Like scikit-learn (above) – the documentation for Pandas is excellent and often a good place to go when you are reading code examples and wondering exactly how one of the data reading / transforming / investigation / visualisation steps has been pulled off!
- The User Guide contains heaps of worked examples of using Pandas and…
- The API Reference tells you everything else you need to know!
This is a machine learning library – often used by the courses above – and comes with lots of documentation which can be helpful when trying to understand specific examples in courses or to get a feel for other options when coding.
- The User Guide provides detailed information about the library, the maths behind it’s components and how it can be used.

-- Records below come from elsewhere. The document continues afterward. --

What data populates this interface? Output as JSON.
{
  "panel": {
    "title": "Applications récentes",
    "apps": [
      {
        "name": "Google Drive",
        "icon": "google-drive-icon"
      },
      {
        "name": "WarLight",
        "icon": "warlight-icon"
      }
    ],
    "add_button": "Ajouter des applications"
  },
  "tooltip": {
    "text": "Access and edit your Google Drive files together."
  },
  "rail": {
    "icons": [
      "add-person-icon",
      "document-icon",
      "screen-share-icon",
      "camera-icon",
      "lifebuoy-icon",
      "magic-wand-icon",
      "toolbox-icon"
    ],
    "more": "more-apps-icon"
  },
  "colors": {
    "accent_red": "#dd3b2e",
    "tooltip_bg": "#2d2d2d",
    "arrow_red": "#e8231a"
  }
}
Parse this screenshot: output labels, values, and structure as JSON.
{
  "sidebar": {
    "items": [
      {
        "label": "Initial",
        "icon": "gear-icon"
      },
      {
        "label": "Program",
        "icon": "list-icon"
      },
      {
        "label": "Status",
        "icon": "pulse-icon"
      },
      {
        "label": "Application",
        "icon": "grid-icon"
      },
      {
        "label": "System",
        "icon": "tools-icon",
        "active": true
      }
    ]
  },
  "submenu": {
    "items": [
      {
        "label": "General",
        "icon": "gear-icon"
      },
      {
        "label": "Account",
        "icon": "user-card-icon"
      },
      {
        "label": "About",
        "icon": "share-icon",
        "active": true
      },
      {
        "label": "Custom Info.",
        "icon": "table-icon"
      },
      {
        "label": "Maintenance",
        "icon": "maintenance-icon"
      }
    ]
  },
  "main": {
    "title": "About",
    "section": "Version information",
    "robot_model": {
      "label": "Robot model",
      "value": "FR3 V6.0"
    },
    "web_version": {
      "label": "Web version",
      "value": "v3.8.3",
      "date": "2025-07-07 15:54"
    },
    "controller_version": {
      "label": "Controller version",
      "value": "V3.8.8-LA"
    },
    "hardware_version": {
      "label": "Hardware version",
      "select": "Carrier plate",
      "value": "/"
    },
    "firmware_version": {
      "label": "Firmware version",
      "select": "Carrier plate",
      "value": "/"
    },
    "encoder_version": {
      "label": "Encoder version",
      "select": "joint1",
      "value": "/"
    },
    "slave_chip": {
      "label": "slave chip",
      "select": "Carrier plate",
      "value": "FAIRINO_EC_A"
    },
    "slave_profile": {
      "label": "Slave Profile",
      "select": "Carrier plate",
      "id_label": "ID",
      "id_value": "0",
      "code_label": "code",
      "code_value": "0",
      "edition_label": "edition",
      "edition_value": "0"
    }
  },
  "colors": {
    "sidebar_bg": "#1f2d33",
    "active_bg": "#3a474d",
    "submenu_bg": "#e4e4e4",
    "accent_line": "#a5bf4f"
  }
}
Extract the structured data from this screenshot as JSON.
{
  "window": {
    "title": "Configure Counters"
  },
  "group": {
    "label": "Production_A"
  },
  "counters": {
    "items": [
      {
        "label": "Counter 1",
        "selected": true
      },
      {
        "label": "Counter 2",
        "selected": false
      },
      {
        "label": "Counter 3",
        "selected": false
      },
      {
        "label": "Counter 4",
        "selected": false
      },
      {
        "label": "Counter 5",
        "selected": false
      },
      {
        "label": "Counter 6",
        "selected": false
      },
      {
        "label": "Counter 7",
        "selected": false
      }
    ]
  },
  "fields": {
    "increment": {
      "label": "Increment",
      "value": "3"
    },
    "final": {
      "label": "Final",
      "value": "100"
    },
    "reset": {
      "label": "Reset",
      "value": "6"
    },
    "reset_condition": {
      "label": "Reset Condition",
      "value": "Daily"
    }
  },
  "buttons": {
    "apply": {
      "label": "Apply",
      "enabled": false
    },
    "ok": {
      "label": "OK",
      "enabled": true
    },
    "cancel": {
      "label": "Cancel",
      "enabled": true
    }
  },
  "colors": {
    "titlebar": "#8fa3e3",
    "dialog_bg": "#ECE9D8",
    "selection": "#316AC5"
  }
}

- The API Reference drops you quickly into exact details of how to use module classes and functions (but also provides a way to quickly look at other similar options (for example if you’ve started using a specific model, you can see others in the same category that you might want to try).
- Copies examples of uses of the code and visualisations.
- And a blog to keep you up to date with what’s new!
fastai (the library) is “… a deep learning library which provides practitioners with high-level components that can quickly and easily provide state-of-the-art results in standard deep learning domains”. It was created by fast.ai and of course is used throughout the fast.ai courses.
The aim of this library is to provide both high level abstractions (to facilitate the top-down pedagogy of fast.ai) while also allowing developers to get under the hood and tweak the code when needed.